Q2 2024 earnings summary
3 Feb, 2026Executive summary
Net sales for Q2 2024 increased 1.8% year-over-year to $1,916.2 million, with EPS at $0.51, down 2% from the prior year, reflecting a challenging industrial market and unfavorable product mix impacting gross profit.
Growth was driven by larger customers, Onsite locations, and digital channels, while fastener sales declined and safety/non-fastener products grew.
Leadership changes, including the elevation of Jeff Watts to President, improved alignment and customer acquisition.
U.S. Manufacturing PMI remained below 50 for 19 of the last 20 months, signaling persistent weakness in manufacturing activity and weighing on daily sales rates.
The company continues to focus on balancing margin defense with efforts to accelerate growth, emphasizing cost control and operational efficiency.
Financial highlights
Gross margin declined to 45.1% from 45.5% year-over-year, mainly due to product/customer mix and supply chain inefficiencies.
Operating margin was 20.2%, down from 21.0% in Q2 2023, impacted by customer expo and warehousing support expenses.
SG&A was 24.9% of sales, up from 24.6%, with total SG&A up 3% due to higher employee, vehicle, and insurance costs.
Operating cash flow was $258 million (88.1% of net income), above historical Q2 rates but below the prior year due to less inventory reduction.
Debt was 6.3% of total capital, down from 9.4% a year ago; dividends paid in Q2 were $223.3 million, up from $199.9 million.
Outlook and guidance
Onsite signings target for 2024 remains 375–400; 209 signed year-to-date, with FMI device signings goal of 26,000–28,000 MEUs.

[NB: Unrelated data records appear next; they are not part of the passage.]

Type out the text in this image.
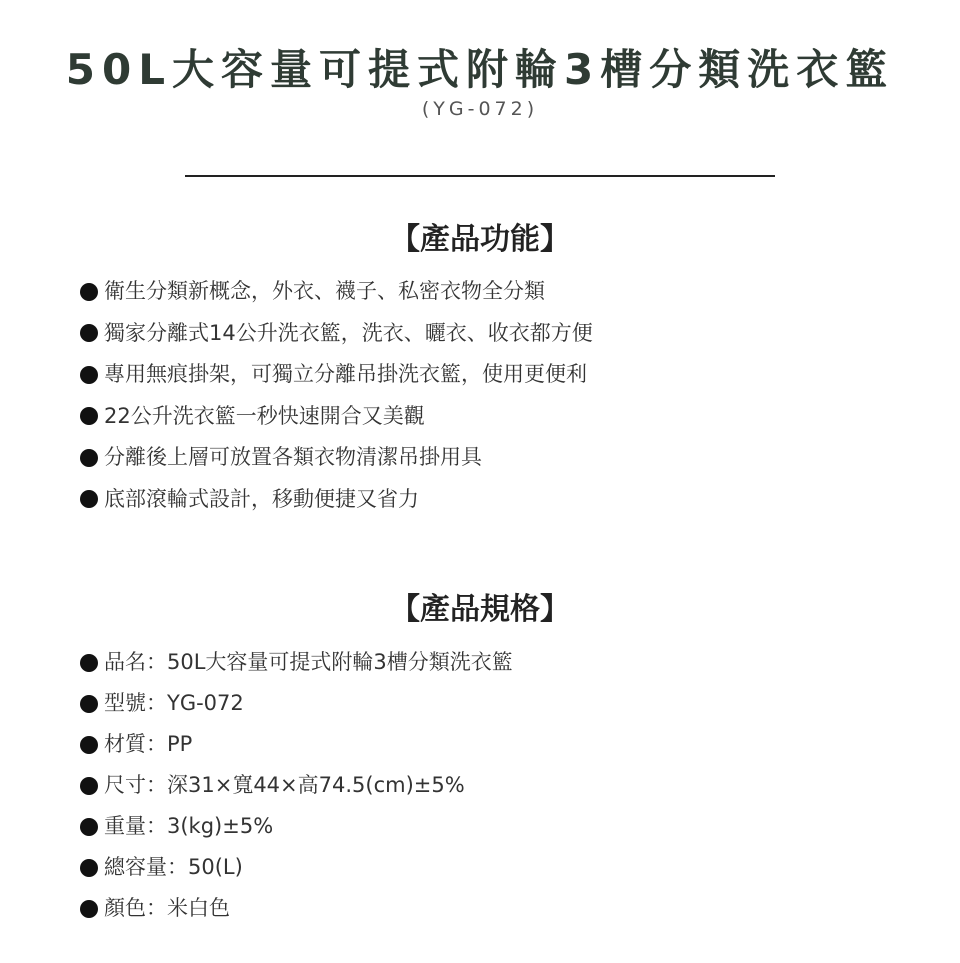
50L大容量可提式附輪3槽分類洗衣籃
(YG-072)
【產品功能】
衛生分類新概念，外衣、襪子、私密衣物全分類
獨家分離式14公升洗衣籃，洗衣、曬衣、收衣都方便
專用無痕掛架，可獨立分離吊掛洗衣籃，使用更便利
22公升洗衣籃一秒快速開合又美觀
分離後上層可放置各類衣物清潔吊掛用具
底部滾輪式設計，移動便捷又省力
【產品規格】
品名：50L大容量可提式附輪3槽分類洗衣籃
型號：YG-072
材質：PP
尺寸：深31×寬44×高74.5(cm)±5%
重量：3(kg)±5%
總容量：50(L)
顏色：米白色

Digital sales footprint expected to reach 63% of total sales in 2024, revised from 66%, with a long-term expectation of 95%.
Full-year 2024 net capital spending forecast raised to $235–$255 million, reflecting higher investment in FMI devices, hub automation, and IT.
Management expects tighter cost control in Q3 and sees potential for margin leverage as growth returns.
Gross margin expected to normalize by Q4 2024 as supply chain inefficiencies ease.